Bone Modifying Agents that have been linked with ONJ principally include bisphosphonates such as Zoledronic acid and Pamidronate and Rank Ligand inhibitor, Denosumab. BMAs are an integral part of cancer management and have essential roles in supportive oncology for the treatment of hypercalcemia of malignancy and bone metastases, and prevention of Skeletal-Related Events (SREs) such as pathologic fractures and reduce the need for radiation or surgical intervention. BMAs disrupt the bone remodeling cycle by reducing osteoclast survival and function.
The SWOG Cancer Research Network designed this trial to prospectively assess the incidence of and predictive factors associated with OsteoNecrosis of the Jaw (ONJ), in patients with cancer receiving Zoledronic acid. The Primary objective was to prospectively assess the cumulative incidence of ONJ at 3 years.
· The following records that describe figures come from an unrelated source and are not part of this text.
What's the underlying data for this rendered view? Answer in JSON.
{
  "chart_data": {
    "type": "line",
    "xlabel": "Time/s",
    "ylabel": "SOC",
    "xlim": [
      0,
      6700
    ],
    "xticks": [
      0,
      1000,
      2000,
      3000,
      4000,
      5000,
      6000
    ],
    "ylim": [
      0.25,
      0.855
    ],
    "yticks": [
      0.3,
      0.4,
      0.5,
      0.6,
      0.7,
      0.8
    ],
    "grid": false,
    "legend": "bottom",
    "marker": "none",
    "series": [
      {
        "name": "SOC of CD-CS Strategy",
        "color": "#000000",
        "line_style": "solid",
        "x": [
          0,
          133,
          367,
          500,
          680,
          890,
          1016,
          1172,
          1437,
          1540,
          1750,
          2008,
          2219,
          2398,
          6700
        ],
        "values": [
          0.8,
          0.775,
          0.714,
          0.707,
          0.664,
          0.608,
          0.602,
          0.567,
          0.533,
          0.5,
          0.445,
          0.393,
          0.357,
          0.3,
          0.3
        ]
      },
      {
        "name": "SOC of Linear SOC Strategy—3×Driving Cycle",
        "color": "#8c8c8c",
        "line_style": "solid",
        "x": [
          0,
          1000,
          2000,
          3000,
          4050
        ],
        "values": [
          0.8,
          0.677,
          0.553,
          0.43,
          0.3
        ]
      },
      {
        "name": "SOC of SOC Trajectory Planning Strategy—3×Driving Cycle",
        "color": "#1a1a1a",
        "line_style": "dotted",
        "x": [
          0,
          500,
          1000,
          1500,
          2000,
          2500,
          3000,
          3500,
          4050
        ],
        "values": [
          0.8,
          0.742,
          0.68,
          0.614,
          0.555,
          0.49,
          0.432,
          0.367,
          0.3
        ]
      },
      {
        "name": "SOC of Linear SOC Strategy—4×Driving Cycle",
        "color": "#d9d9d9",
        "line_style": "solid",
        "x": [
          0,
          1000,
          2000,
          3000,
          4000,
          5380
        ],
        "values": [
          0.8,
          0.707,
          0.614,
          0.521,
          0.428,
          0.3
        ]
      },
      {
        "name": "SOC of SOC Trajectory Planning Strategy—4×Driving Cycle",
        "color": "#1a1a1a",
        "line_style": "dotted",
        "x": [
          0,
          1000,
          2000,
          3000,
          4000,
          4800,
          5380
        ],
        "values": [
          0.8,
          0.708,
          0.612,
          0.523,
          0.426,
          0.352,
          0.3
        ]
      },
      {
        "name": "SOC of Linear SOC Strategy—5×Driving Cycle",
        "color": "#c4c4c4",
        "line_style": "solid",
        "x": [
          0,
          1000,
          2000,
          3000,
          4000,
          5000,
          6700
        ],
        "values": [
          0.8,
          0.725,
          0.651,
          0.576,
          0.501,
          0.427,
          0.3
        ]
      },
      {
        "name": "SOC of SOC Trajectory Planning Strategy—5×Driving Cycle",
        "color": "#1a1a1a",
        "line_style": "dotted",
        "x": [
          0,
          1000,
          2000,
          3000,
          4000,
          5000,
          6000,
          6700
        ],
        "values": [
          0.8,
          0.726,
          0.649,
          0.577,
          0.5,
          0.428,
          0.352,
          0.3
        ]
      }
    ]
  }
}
SWOG S0702 is a multicenter, prospective observational cohort study which enrolled 3491 patients with Metastatic Bone Disease (MBD) with either limited or no prior exposure to Bone Modifying Agents, who had received Zoledronic acid (ZOMETA®) within 30 days of registration. The median patient age was 63 years of whom 32% had breast cancer, 17% had myeloma, 20% had prostate cancer, 19% had lung cancer, and 12% had other malignancies. A baseline dental examination was performed in 65% of the patients. Over 65% of patients reported no alcohol use, 12% were current smokers and complete or partial dentures were observed in 22% of patients. The Primary end point was the diagnosis of confirmed ONJ, defined as an area of exposed bone in the maxillofacial region that had been present for at least 8 weeks in a patient receiving or previously exposed to a bisphosphonate, and who had not had radiotherapy to the craniofacial region. A suspected case of ONJ was defined by the same ONJ criteria but present for less than 8 weeks. All suspected and confirmed cases of ONJ were adjudicated by the study team. The median follow up was 3 years.
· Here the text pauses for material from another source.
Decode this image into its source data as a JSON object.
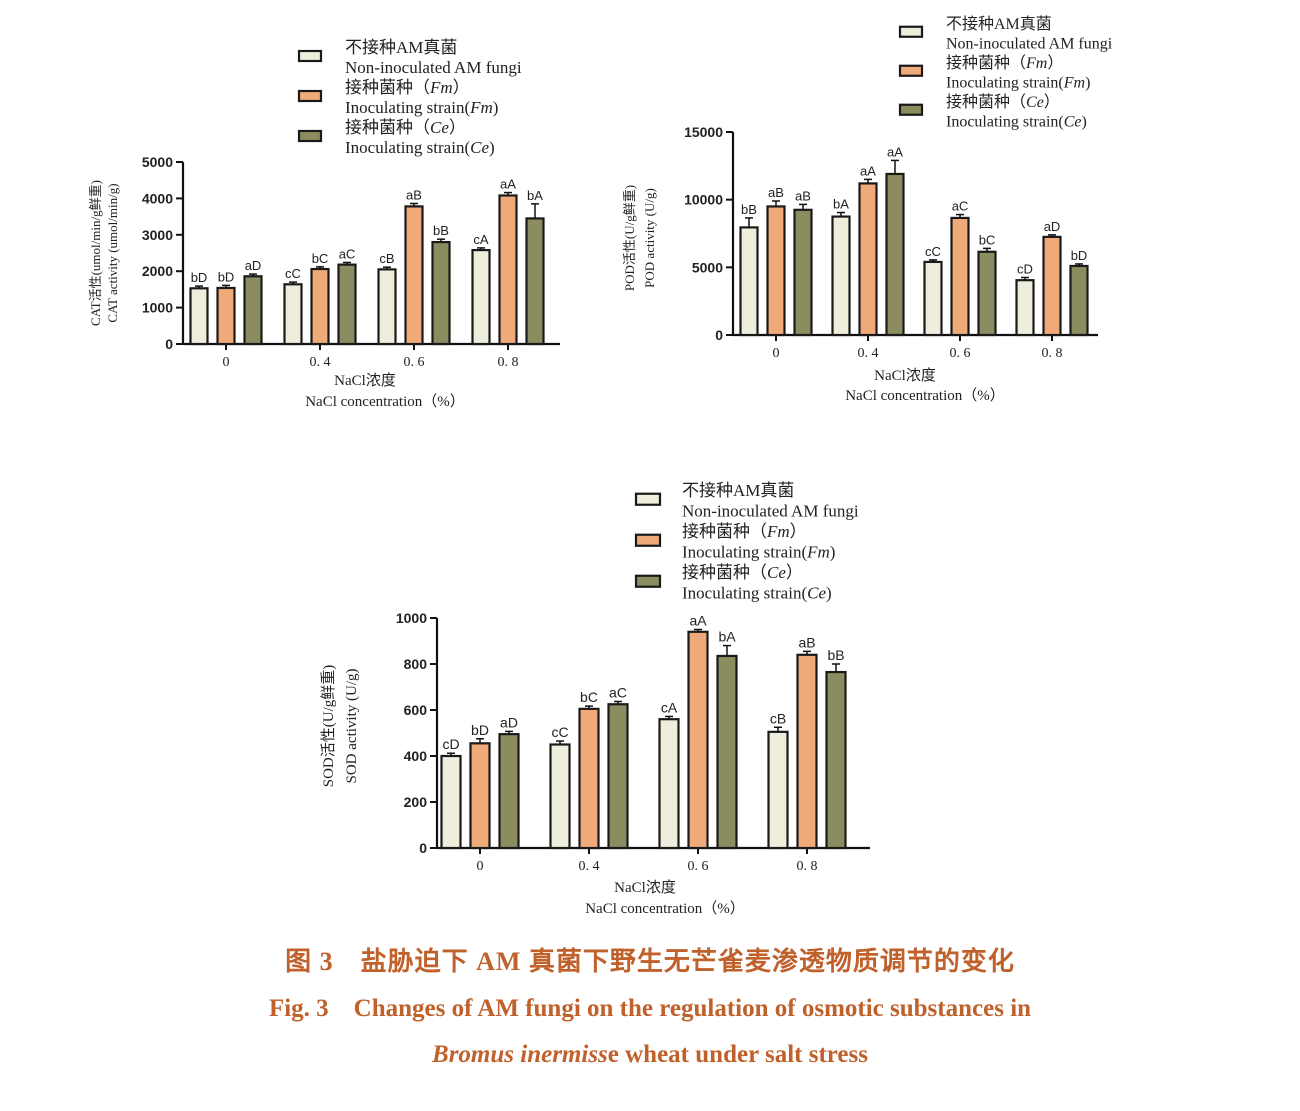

The cumulative incidence of confirmed ONJ at year 1 was 0.8%, at year 2 was 2% and at year 3 was 2.8%. The cumulative incidence at 3 years was highest in patients with myeloma (4.3%) and lowest in those with breast cancer (2.4%). ONJ risk was higher among patients with planned Zoledronic acid dosing intervals of less than 5 weeks versus those with planned intervals of 5 weeks or longer (cumulative incidence 3.2% versus 0.7%; P=0.009). ONJ risk was higher among patients with any dentures (cumulative incidence, 5% versus 2.9%; P=0.02) and removable dentures (cumulative incidence 6.5% versus 3%; P=0.03), and were about twice as likely to experience ONJ compared with patients without any dentures or without removable dentures, respectively. A higher rate of ONJ was associated with fewer total number of teeth (less than 25 versus more than 25), with a 3 year ONJ incidence of 4.4% versus 2.4% respectively (HR=0.51; P=0.006). Current smokers were more likely to experience ONJ than patients who were not current smokers (3.7% versus 2.4%; P=0.02)
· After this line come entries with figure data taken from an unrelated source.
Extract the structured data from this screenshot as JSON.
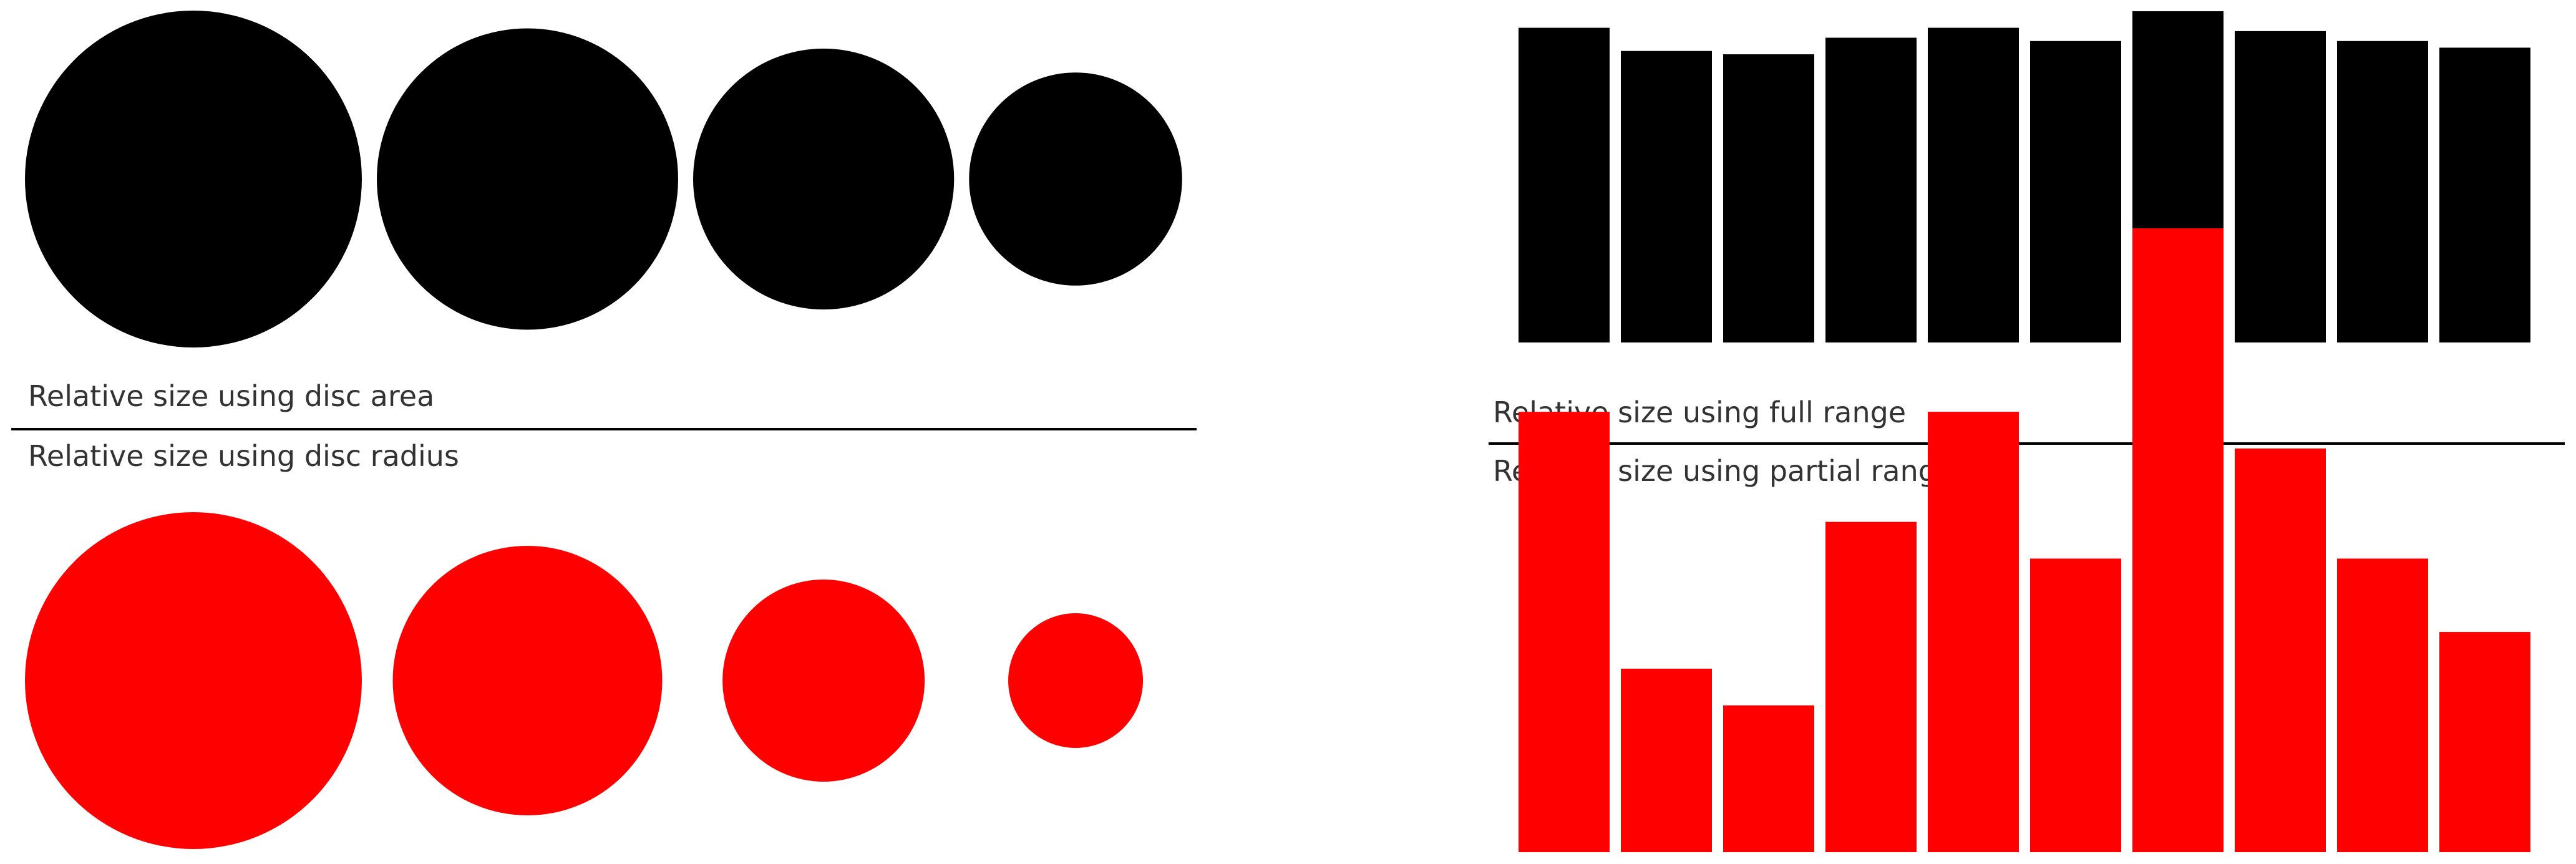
{
  "chart_data": [
    {
      "type": "scatter",
      "encoding": "disc area",
      "title": "Relative size using disc area",
      "values": [
        1.0,
        0.8,
        0.6,
        0.4
      ],
      "color": "#000000"
    },
    {
      "type": "scatter",
      "encoding": "disc radius",
      "title": "Relative size using disc radius",
      "values": [
        1.0,
        0.8,
        0.6,
        0.4
      ],
      "color": "#ff0000"
    },
    {
      "type": "bar",
      "title": "Relative size using full range",
      "values": [
        0.95,
        0.88,
        0.87,
        0.92,
        0.95,
        0.91,
        1.0,
        0.94,
        0.91,
        0.89
      ],
      "ylim": [
        0,
        1
      ],
      "color": "#000000"
    },
    {
      "type": "bar",
      "title": "Relative size using partial range",
      "values": [
        0.95,
        0.88,
        0.87,
        0.92,
        0.95,
        0.91,
        1.0,
        0.94,
        0.91,
        0.89
      ],
      "ylim": [
        0.83,
        1
      ],
      "color": "#ff0000"
    }
  ]
}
The authors concluded that this prospective study of patients treated with Zoledronic acid provides clinicians with critical information about the overall risk and risk factors for developing ONJ. The authors added that when clinically appropriate, consideration should be given to use of Zoledronic acid dosing intervals of greater than 5 weeks to reduce the risk of ONJ.
Association of Osteonecrosis of the Jaw With Zoledronic Acid Treatment for Bone Metastases in Patients With Cancer. Van Poznak CH, Unger JM, Darke AK, JAMA Oncol. Published online December 17, 2020. doi:10.1001/jamaoncol.2020.6353.